There are 2:30pm shows on Saturdays and 7pm shows most days of the week. Grab a meal at cafeteria-style Grabli next door before heading to the circus, but save room and a few rubles for an ice cream or cotton candy. Before the show and during intermission you can pay about $10 have your picture taken next to a lion or tiger, although many kids did not look happy about being posed next to the chained, potentially ferocious animal.
When I lived in Moscow over a decade ago, most playgrounds were sad Soviet leftovers with just a few slowly rusting climbing bars. Under the current mayor, neighborhood playgrounds are being updated with modern, exciting equipment and public parks are getting new, inventive setups.
Stroll along garden boulevards, like the one that runs from Pushkin Square to Nikitsky Gate, and you’ll find several playgrounds. Another central playground is by Patriarch Ponds, which is shaded, lined with benches for parents and with a view of the pond.
Venture inside the courtyards of most buildings and there will be at least one playground shared by several apartment blocks. Kids have no language barriers for playing together, although I heard several kids express frustration because they wanted to communicate with my son. A few parents told their kids that they should pay more attention to their English lessons.
3. Detski Mir
Now know as Central Children’s Store, this is a 6 story wonderland of toys and play areas that’s about a ten minute walk from the Kremlin. Built in 1957, the brick building sits on Lyubyanka Square across from the headquarters of the former KGB. While children played at Detski Mir, a few hundred meters away dissidents and innocents were being interrogated and sentenced without trial.
We once played for four hours in one of the many stores, Hamleys, and bought just one Russian emergency vehicle and a few books. Hamleys is a play wonderland, with multiple areas for kids to play while parents shop for toys. In fact, this Hamleys is the largest single toy store in the world.
There’s a free viewing deck where you can look out over old Moscow. After playing for hours, head to the top floor food courts, where kids can run around on a solar system themed playground.
Like much of the now glamorized Moscow, Detski Mir underwent a $137 million remodeling and reopened in 2015. Before the remodel, the department store used to offer cheap kids clothes and toys in tiny shops. Now it’s slick, fun, and more expensive.
4. Go out to eat in peace
There are wonderful, kid friendly restaurants cropping up all over Moscow. On the weekends most restaurants have a kids room with toys and a babysitter, or animator in Russian, so that you can relax over your meal. One of the best restaurants for families is Anderson. Cartoons are playing above the bar, there are plenty of kid friendly dishes, the bathrooms are lined by cartoon wallpaper and a narration of kid’s stories is played over speakers. There’s a play room staffed by a babysitter with a door so you can see your child through the glass wall, but the atmosphere is still quiet. On leaving the restaurant, kids get a cookie and a balloon on a stick.

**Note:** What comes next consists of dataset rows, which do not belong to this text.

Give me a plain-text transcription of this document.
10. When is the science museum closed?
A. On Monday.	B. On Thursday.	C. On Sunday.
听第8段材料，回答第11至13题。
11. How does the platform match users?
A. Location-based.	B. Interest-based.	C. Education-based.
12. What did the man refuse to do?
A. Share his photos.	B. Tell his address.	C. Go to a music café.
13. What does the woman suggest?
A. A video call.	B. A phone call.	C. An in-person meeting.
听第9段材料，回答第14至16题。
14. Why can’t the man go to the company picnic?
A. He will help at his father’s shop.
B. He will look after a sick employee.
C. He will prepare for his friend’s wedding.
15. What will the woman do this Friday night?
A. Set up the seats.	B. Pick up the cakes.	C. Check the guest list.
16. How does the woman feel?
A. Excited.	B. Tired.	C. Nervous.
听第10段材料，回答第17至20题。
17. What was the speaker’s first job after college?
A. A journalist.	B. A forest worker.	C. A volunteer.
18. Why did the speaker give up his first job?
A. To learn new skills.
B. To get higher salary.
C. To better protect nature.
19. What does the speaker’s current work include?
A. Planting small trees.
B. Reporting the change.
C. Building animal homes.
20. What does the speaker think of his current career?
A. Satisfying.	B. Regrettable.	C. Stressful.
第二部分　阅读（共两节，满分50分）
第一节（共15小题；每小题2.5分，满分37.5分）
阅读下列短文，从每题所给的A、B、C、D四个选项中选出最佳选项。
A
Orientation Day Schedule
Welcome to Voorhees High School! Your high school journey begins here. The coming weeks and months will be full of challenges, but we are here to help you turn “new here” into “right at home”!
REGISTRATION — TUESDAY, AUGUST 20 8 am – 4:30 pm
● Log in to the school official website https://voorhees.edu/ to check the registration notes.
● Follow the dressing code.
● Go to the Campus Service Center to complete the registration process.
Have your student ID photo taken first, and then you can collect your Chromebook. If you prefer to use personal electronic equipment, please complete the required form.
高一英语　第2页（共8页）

Another popular choice is Italian restaurant Da Pino, which has an excellent kids room and also offers free cooking classes for kids 4-13 years old.
5. Puppet Shows
Puppet shows are big in Russia, a kind of innocent past time from the Soviet 1960’s. Yes, the puppets are speaking Russian, but if you go to a show geared toward younger kids, the plot should transcend language.
The most famous Puppet Theater Obratsova is near the main circus. Tickets are most expensive here and unless you buy in the first few rows, I’ve heard complaints about not being able to hear from the back of the theater, let alone see.

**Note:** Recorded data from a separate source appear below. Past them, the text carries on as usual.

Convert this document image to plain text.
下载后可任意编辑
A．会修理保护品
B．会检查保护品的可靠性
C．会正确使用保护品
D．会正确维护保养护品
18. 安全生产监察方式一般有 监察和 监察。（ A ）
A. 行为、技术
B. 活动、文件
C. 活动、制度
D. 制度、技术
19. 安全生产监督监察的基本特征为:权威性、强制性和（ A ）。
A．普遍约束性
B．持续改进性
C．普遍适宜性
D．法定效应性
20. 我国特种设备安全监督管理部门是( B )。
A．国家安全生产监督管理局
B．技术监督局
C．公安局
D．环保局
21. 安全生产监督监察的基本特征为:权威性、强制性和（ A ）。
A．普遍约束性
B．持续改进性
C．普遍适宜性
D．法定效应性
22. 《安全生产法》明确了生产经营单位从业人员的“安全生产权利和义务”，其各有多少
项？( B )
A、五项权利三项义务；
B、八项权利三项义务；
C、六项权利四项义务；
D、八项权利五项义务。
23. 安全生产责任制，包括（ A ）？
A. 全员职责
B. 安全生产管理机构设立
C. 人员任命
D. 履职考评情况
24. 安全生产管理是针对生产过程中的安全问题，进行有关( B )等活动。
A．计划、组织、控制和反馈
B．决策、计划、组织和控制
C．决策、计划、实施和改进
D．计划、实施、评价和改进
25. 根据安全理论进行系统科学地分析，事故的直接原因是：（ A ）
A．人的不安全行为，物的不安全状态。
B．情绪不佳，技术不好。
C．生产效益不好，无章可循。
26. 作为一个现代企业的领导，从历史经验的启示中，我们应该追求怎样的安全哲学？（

Russians have their own version of Winnie Pooh and a host of beloved cartoon characters from the days when the Soviet Union amply supported cartoon studios.
If you have young children in strollers, be forewarned that Moscow is much like Paris or New York. It has excellent public transportation, but the metro is nearly devoid of elevators (and those are in far suburbs where tourists are unlikely to venture) and features plenty of stairs. Men will often lend a hand to help lift a stroller up or down stairs, but you might not always have a willing helper around.